Soviet MVD and KGB internal security troops now are deployed as though to guard both main rail links through Soviet territory to the Afghan border. This suggests to some analysts that the Soviets fear guerrilla activity among some of their own Muslim people of the same ethnic and religious groups as those south of the border.

The Soviets have so far fought nothing but defensive battles, Pentagon analysts say. They have encountered rebel opposition in many areas, especially between Jalalabad and the main Khyber Pass route into Pakistan.

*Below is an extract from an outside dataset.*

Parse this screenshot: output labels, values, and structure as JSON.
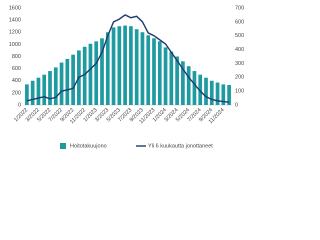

In the northeast, the Afghan Army -- suffering attrition from constant desertions and defections -- is being hard pressed by rebels at Feyzabad, the capital of Badakshan Province, not far from possible mountain supply routes from China.

The Soviets might eventually have to take over the job of defending or even recapturing Feyzabad. But they appear in no hurry either there or anywhere else , analysts say.

There main army headquarters at Kabul, given the new designation of "40th Soviet Army," is being duplicated by another western headquarters at Shindand, which the Russians apparently consider safer than the hostile larger city of Herat. Analysts expect permanent military division of the country between eastern and western commands.

Two squadrons of MIG-21 fighters and one of Sukhoi-17 attack planes; and 60 helicopters, including about 30 gunships (not enough for a large offensive) now are based in Afghanistan.The supersonic Soviet MIG-25 Foxbat fighter has made its first appearance in swift reconnaissance passes, but these planes, US analysts say, are based inside the Soviet Union.